In all, his organization includes at least 20 such “ministries.”
Mondainé, whose first official role was as a music minister, is also a pianist and singer whose group, Belief, has recorded two energetic, gospel-inspired albums and performed at the Newmark Theatre downtown.
He is an outspoken, outsize personality who needs little time to warm up at the pre-sunrise services, which have become the basis for a planned series of books called “The 5 a.m. Chronicles.”
On a recent morning his amplified voice rebounded sharply off the walls inside Celebration Tabernacle as he hectored two dozen sleep-deprived souls, tagging the end of passages with provocative exhortations.
“Did you hear what I said?” he challenges, and the faithful respond with expressions of “Yeah” and “Amen.”
Then his voice is suddenly soft and almost apologetic. “Don’t you like being screamed at at five in the morning?”
“He’s very engaging and accessible, which I think is cool,” says Megan Turvey, 19, a University of Portland sophomore in sweat pants and a hooded sweatshirt. “A lot of people, when they go to big megachurches, the pastor doesn’t even know your name. He’s visible.”
The man who can startle associates with his assertiveness one moment can shock them with his candor the next, speaking frankly about growing up poor and suffering abuses as a child.
Elliott says that while the pastor’s honesty has put off some church members, it also has helped generate intense loyalty and trust.
“My previous church had 1,000 members and tons of money,” he says. “I never saw the kind of life change I’ve seen here.”
Treading softly
The Voices project may call on every tool in Mondainé’s skill set. Residents of Nickel Mines reportedly struggled with the media attention attracted by the schoolhouse shootings, but Mondainé says he spoke to Amish leaders, who have approved of his planned visit.

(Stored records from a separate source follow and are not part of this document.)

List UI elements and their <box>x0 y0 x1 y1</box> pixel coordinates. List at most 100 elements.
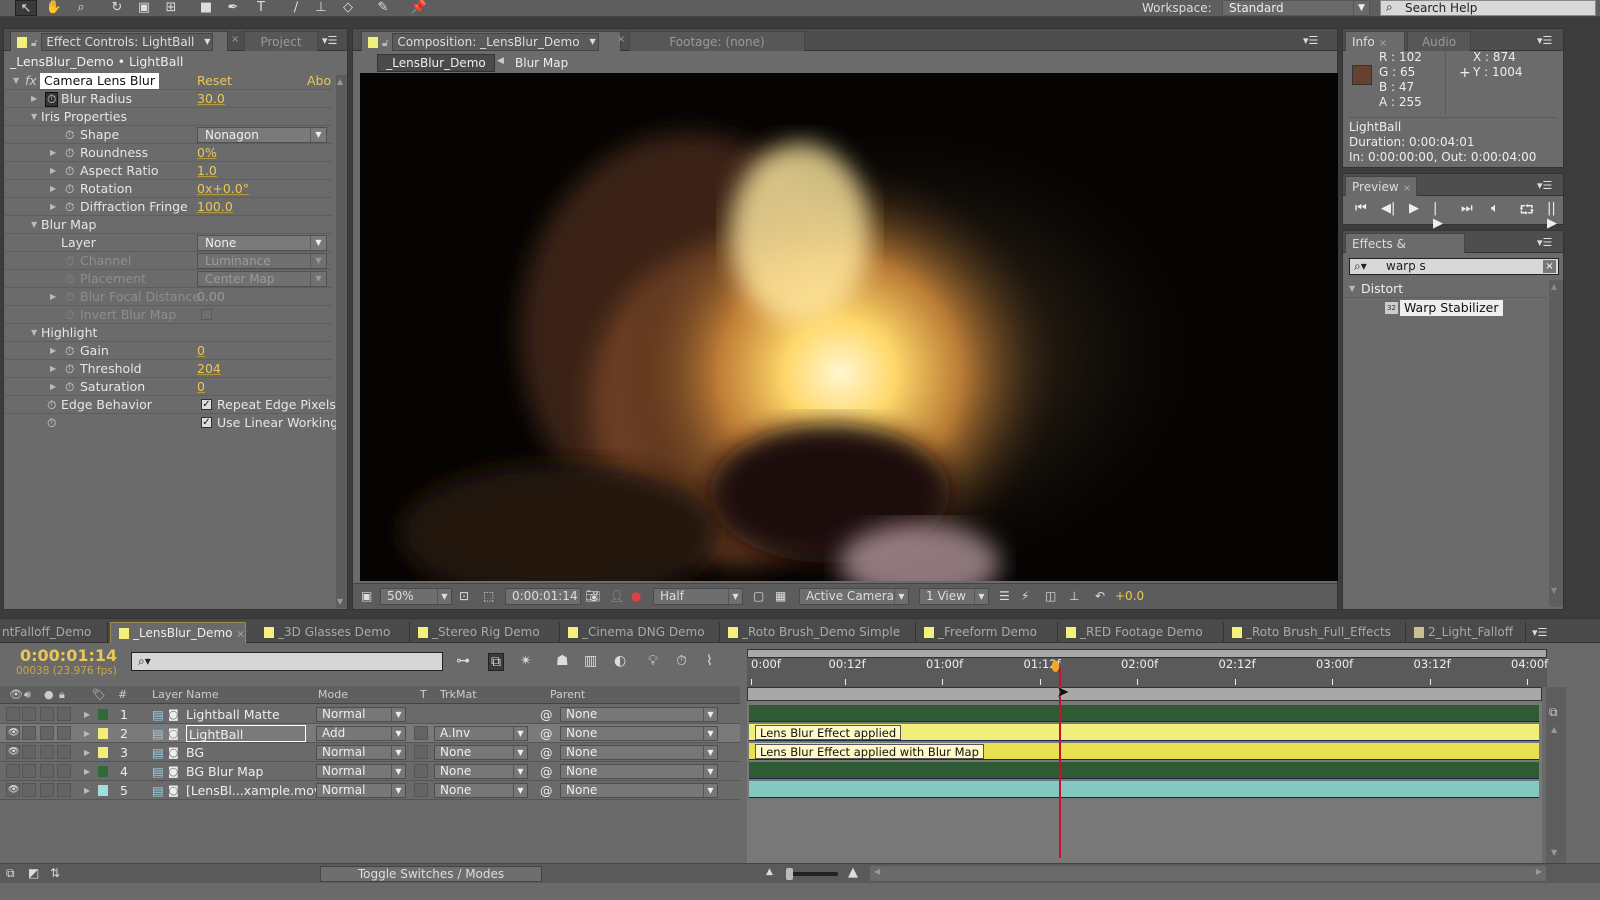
in-out-icon[interactable]: ⇅ <box>50 866 60 880</box>
layer-duration-bar[interactable]: Lens Blur Effect applied with Blur Map <box>749 743 1539 760</box>
video-visibility-icon[interactable]: 👁︎ <box>9 686 23 704</box>
time-ruler[interactable]: 0:00f 00:12f 01:00f 01:12f 02:00f 02:12f 03:00… <box>747 649 1548 687</box>
timeline-vertical-scrollbar[interactable]: ⧉ ▲ ▼ <box>1546 687 1566 863</box>
search-help-input[interactable]: ⌕ Search Help <box>1380 0 1596 16</box>
layer-duration-bar[interactable] <box>749 705 1539 722</box>
audio-switch[interactable] <box>22 707 36 721</box>
tab-project[interactable]: Project <box>244 31 318 51</box>
lock-switch[interactable] <box>57 764 71 778</box>
layer-row[interactable]: 👁︎ ▶ 5 ▤ ◙ [LensBl...xample.mov] Normal ▼ None ▼ @… <box>0 781 740 800</box>
solo-switch[interactable] <box>40 764 54 778</box>
comp-mini-flowchart-icon[interactable]: ⊶ <box>456 653 470 669</box>
parent-dropdown[interactable]: None ▼ <box>560 783 718 798</box>
zoom-out-icon[interactable]: ▲ <box>766 867 773 877</box>
layer-row[interactable]: 👁︎ ▶ 3 ▤ ◙ BG Normal ▼ None ▼ @ None ▼ <box>0 743 740 762</box>
label-color[interactable] <box>98 747 108 758</box>
expand-triangle-icon[interactable]: ▶ <box>50 198 56 216</box>
toggle-switches-modes-button[interactable]: Toggle Switches / Modes <box>320 866 542 882</box>
property-value[interactable]: 0% <box>197 144 217 162</box>
audio-icon[interactable]: 🔈︎ <box>1491 201 1499 216</box>
expand-triangle-icon[interactable]: ▶ <box>84 705 90 724</box>
layer-row[interactable]: ▶ 1 ▤ ◙ Lightball Matte Normal ▼ @ None ▼ <box>0 705 740 724</box>
solo-switch[interactable] <box>40 745 54 759</box>
vertical-scrollbar[interactable]: ▲ ▼ <box>336 75 347 608</box>
label-color[interactable] <box>98 785 108 796</box>
scroll-down-icon[interactable]: ▼ <box>1551 848 1557 857</box>
stopwatch-icon[interactable]: ⏱ <box>47 414 56 432</box>
effect-item-warp-stabilizer[interactable]: 32 Warp Stabilizer <box>1343 299 1547 317</box>
stopwatch-icon[interactable]: ⏱ <box>65 342 74 360</box>
exposure-value[interactable]: +0.0 <box>1115 589 1144 603</box>
scroll-up-icon[interactable]: ▲ <box>337 77 343 86</box>
panel-menu-icon[interactable]: ▾☰ <box>1537 179 1552 192</box>
shape-dropdown[interactable]: Nonagon ▼ <box>197 127 327 143</box>
always-preview-icon[interactable]: ▣ <box>361 589 372 603</box>
collapse-triangle-icon[interactable]: ▼ <box>31 216 37 234</box>
panel-menu-icon[interactable]: ▾☰ <box>1537 34 1552 47</box>
reset-link[interactable]: Reset <box>197 72 232 90</box>
stopwatch-icon[interactable]: ⏱ <box>65 162 74 180</box>
scroll-left-icon[interactable]: ◀ <box>874 867 880 876</box>
audio-switch[interactable] <box>22 783 36 797</box>
loop-icon[interactable]: ⮔ <box>1519 201 1534 223</box>
selection-tool-icon[interactable]: ↖ <box>15 0 37 16</box>
layer-switches-icon[interactable]: ⧉ <box>6 866 15 881</box>
layer-duration-bar[interactable]: Lens Blur Effect applied <box>749 724 1539 741</box>
stopwatch-icon[interactable]: ⏱ <box>65 360 74 378</box>
fx-icon[interactable]: fx <box>25 72 37 90</box>
tab-footage[interactable]: Footage: (none) <box>629 31 805 51</box>
hand-tool-icon[interactable]: ✋ <box>43 0 65 16</box>
property-value[interactable]: 0 <box>197 342 205 360</box>
close-icon[interactable]: × <box>1403 183 1411 194</box>
tab-audio[interactable]: Audio <box>1407 31 1471 51</box>
safe-margins-icon[interactable]: ⊡ <box>459 589 469 603</box>
pick-whip-icon[interactable]: @ <box>540 743 553 762</box>
hide-shy-layers-icon[interactable]: ☗ <box>556 653 569 669</box>
brush-tool-icon[interactable]: ∕ <box>285 0 307 16</box>
type-tool-icon[interactable]: T <box>250 0 272 16</box>
camera-tool-icon[interactable]: ▣ <box>133 0 155 16</box>
channel-icon[interactable]: ● <box>631 589 641 603</box>
expand-triangle-icon[interactable]: ▶ <box>84 781 90 800</box>
expand-triangle-icon[interactable]: ▶ <box>50 162 56 180</box>
property-value[interactable]: 1.0 <box>197 162 217 180</box>
timeline-tab[interactable]: _3D Glasses Demo <box>256 622 410 643</box>
effects-search-input[interactable]: ⌕▾ warp s × <box>1349 258 1559 275</box>
vertical-scrollbar[interactable]: ▲ ▼ <box>1549 280 1563 607</box>
breadcrumb-comp[interactable]: _LensBlur_Demo <box>377 54 495 72</box>
preserve-transparency-switch[interactable] <box>414 764 428 778</box>
expand-triangle-icon[interactable]: ▶ <box>50 144 56 162</box>
expand-triangle-icon[interactable]: ▶ <box>84 724 90 743</box>
video-switch[interactable]: 👁︎ <box>6 783 20 797</box>
pick-whip-icon[interactable]: @ <box>540 705 553 724</box>
pen-tool-icon[interactable]: ✒ <box>222 0 244 16</box>
current-time-field[interactable]: 0:00:01:14 <box>505 588 581 605</box>
lock-icon[interactable]: 🔓︎ <box>31 38 37 49</box>
expand-triangle-icon[interactable]: ▶ <box>50 342 56 360</box>
tab-composition[interactable]: 🔓︎ Composition: _LensBlur_Demo ▼ <box>361 31 621 51</box>
layer-name[interactable]: [LensBl...xample.mov] <box>186 781 326 800</box>
graph-editor-icon[interactable]: ⌇ <box>706 653 713 669</box>
preserve-transparency-switch[interactable] <box>414 783 428 797</box>
time-navigator[interactable] <box>747 687 1542 701</box>
resolution-dropdown[interactable]: Half ▼ <box>653 588 743 605</box>
lock-switch[interactable] <box>57 726 71 740</box>
expand-triangle-icon[interactable]: ▶ <box>84 762 90 781</box>
camera-view-dropdown[interactable]: Active Camera ▼ <box>799 588 909 605</box>
expand-triangle-icon[interactable]: ▶ <box>84 743 90 762</box>
expand-triangle-icon[interactable]: ▶ <box>50 360 56 378</box>
mask-tool-icon[interactable]: ■ <box>195 0 217 16</box>
track-matte-dropdown[interactable]: None ▼ <box>434 783 528 798</box>
blend-mode-dropdown[interactable]: Add ▼ <box>316 726 406 741</box>
reset-exposure-icon[interactable]: ↶ <box>1095 589 1105 603</box>
ram-preview-icon[interactable]: ||▶ <box>1547 201 1557 231</box>
zoom-slider[interactable] <box>786 868 838 880</box>
view-layout-dropdown[interactable]: 1 View ▼ <box>919 588 989 605</box>
solo-switch[interactable] <box>40 726 54 740</box>
scroll-up-icon[interactable]: ▲ <box>1551 725 1557 734</box>
solo-switch[interactable] <box>40 707 54 721</box>
stopwatch-icon[interactable]: ⏱ <box>65 198 74 216</box>
stopwatch-icon[interactable]: ⏱ <box>45 92 59 107</box>
next-frame-icon[interactable]: |▶ <box>1433 201 1443 231</box>
pick-whip-icon[interactable]: @ <box>540 724 553 743</box>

“The message they asked me to pass was that the Amish community is fine,” he says. “They’re doing well. It is not for the Amish alone that we’re going. We’re going to give praise to God.”
Scott Fischer, executive director of the Lancaster County Council of Churches, says other events, including a community march, had already been scheduled to take place in the area.

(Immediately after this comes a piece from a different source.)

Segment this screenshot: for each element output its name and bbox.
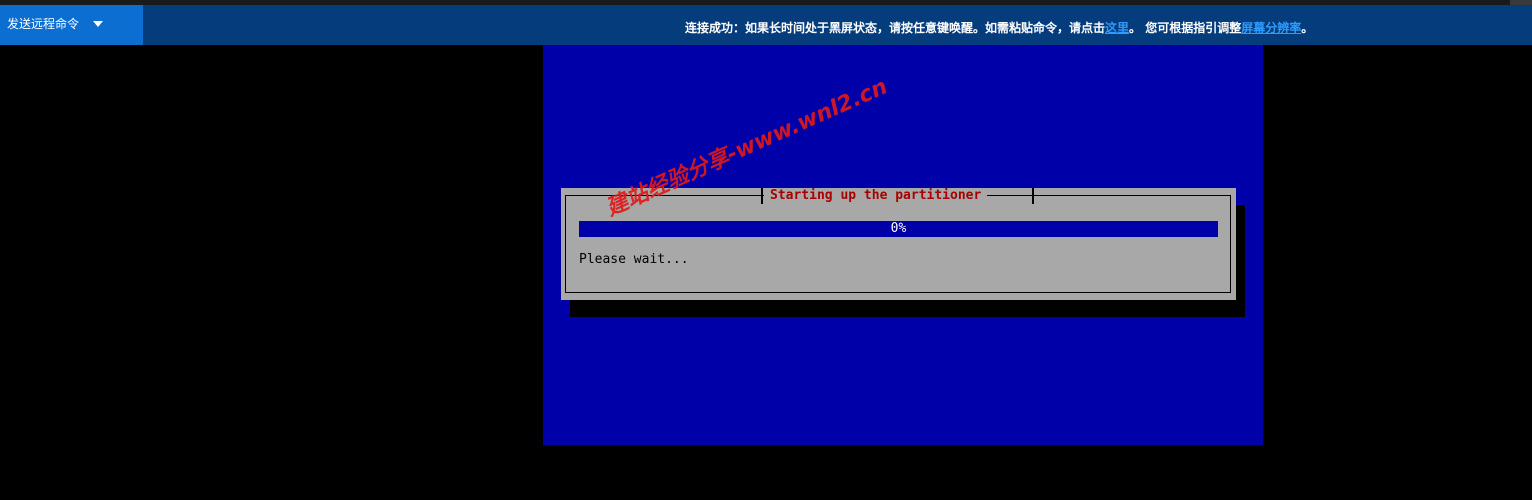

“I know the Amish are very private people,” he says. “We want to be very sensitive about that. We try to be very responsible as we seek to stand with them.”
Given the sympathy he’s seen for the bereaved of Nickel Mines, Fischer says Mondainé may have trouble limiting the size of his choir. “Quite frankly, I could see it being more than 1,000,” he says. “The Lancaster community is very interested in doing whatever is possible to show our support.”
In an oft-repeated refrain, Mondainé maintains that the trouble for America’s youth began when churches, which were once centers of learning, ceded responsibility for educating children to the public sector.
Mondainé says Voices of 1,000 Angels is not about generating policy so much as ratcheting up awareness of the faith community’s responsibility to wider society.
“How can we help?” he wonders. “How can we make this better? We’re going to try to say we have to turn our empty churches into classrooms. We’re going to say to our churches, teach your people how to educate our children. We’re going to have to start understanding the manic behavior that is taking place in our societies.”
In a way, Mondainé says, Christians fail in part of their mission when they insist on prayer in schools while losing sight of the meaning behind it.
“What is the prayer intended to do?” he asks. “Let’s celebrate what that was. Let’s bring back unity, the sense of community that religion teaches. The ultimate responsibility is to each and every man to love his neighbor.”